Başöğretmen: Bu unvan mesleğin zirvesi olacağı için, her öğretmenin kolay ulaşacağı bir nokta olmamalıdır. Başöğretmenlik, Türkiye Cumhuriyeti’nin kurucu Cumhurbaşkanı olan Mustafa Kemal Atatürk’e verildiği için, o unvana lâyık olabilmek öyle kolay olmamalıdır. Bu unvan, ona sahip alan öğretmeninin övünç kaynağı olacaktır. Övünç kaynağına ulaşabilmek için meslektaşlarına göre önemli bir fark ortaya koyması gerekir. Şöyle ki; sınıf içi uygulamalarıyla öğrenci başarısını artırması, yaratıcı düşünceyi tetikleyici yönde yenilikler ortaya koyan projelere imza atmış olması, mesleğiyle ilgili alaınnda hizmet verenlerin işlerini kolaylaştıracak düzeyde yayınlanmış bir esere sahip olması, süre içerisinde en az üç defa başarılı çalışmaları dolayısıyla takdir edilmiş olması gerekir.Bunların yanında meslekî ve yüz kızartıcı hiçbir suça karışmamış olması gibi kıstaslar da aranmalıdır.

Sonuç 

Öğretmenlerin maddî ve manevî yönden desteklenmesi amacıyla, iyi niyetle çıkılan bu yolda, alanda çalışanların güvenini sarsacak her türlü şaibeden uzak durmaya özen gösterilmelidir. Birilerini onurlandırmak için binlercesinin mesleğe olan ilgi ve heyecanına zarar verilmemelidir. Unvanı alan veya almayan herhangi bir öğretmenin, kendiyle baş başa kalıp durumu değerlendirdiğinde mutmain olması önemlidir.

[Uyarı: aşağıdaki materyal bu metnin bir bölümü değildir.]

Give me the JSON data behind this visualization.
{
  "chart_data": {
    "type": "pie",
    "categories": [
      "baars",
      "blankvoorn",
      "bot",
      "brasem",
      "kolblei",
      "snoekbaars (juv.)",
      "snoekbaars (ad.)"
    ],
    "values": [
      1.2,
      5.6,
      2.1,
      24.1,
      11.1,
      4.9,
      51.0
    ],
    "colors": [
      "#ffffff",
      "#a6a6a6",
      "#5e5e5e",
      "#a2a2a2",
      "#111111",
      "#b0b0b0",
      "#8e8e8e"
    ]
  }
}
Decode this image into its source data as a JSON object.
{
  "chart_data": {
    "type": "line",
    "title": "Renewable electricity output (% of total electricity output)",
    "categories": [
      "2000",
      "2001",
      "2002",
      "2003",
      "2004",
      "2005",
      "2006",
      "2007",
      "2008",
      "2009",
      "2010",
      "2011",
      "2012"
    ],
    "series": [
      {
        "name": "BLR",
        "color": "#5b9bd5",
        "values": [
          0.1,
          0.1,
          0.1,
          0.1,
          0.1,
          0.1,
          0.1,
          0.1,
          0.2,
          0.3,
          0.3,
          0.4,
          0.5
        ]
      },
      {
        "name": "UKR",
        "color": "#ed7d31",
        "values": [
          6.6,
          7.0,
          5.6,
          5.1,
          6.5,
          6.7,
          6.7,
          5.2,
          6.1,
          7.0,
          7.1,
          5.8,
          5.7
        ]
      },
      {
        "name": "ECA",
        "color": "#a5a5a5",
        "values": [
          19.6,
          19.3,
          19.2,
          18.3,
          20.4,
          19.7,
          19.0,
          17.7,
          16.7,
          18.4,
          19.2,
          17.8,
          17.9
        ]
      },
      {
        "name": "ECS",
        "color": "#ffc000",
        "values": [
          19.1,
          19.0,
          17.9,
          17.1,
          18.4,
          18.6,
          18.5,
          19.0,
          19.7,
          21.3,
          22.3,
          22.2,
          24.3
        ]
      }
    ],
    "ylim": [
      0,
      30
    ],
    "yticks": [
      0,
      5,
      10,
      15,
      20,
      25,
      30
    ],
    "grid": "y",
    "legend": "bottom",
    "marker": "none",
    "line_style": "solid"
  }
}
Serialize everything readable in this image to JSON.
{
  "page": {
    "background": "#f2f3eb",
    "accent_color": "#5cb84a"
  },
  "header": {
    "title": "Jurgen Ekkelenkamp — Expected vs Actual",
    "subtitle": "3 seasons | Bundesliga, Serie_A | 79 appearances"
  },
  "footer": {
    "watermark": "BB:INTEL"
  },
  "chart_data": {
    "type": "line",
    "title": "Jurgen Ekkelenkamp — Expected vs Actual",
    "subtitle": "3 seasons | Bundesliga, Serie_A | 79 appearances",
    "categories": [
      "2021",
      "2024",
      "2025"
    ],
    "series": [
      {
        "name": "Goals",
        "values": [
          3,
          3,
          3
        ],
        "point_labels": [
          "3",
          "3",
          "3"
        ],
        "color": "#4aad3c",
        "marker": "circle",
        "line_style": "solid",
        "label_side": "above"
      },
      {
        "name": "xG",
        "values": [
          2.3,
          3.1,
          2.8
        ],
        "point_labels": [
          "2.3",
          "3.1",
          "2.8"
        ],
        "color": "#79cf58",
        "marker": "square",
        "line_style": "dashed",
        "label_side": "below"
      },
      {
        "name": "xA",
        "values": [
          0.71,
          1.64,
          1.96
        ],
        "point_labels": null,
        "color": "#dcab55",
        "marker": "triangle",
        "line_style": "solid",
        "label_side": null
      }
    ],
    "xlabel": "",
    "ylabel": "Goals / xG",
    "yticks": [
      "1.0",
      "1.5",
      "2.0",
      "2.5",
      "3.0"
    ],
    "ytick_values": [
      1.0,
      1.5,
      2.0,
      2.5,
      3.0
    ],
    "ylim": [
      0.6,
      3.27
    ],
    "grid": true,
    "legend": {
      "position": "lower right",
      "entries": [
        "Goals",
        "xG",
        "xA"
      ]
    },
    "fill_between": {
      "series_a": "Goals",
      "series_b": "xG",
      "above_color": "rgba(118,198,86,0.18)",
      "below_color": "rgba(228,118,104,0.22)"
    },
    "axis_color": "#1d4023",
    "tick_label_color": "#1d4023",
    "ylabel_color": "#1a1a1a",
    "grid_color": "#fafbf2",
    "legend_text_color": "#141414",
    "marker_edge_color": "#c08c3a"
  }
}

Öğretmenlik, bilgi altyapısının seviyesiyle değil, edindiği bilgi ve tecrübeler ışığında mesleğini ne derece başarılı kıldığıyla ilgilenmelidir. Akademik kariyer yapanların çalışma alanları doğrudan eğitimle ilgili olup tezleri de alan uygulamalarına katkı sağlıyorsa kariyer değerlendirmesinde göz önüne alınmalıdır. Bu kadar önemli bir konu, video izletip oradan edinilen bilgiler ışığında test sınavından alınmış notlarla gerçekleştirilemez. Bu takdirde eğitimin geldiği mevcut noktanın da aranacağı günler pek uzak olmayacaktır.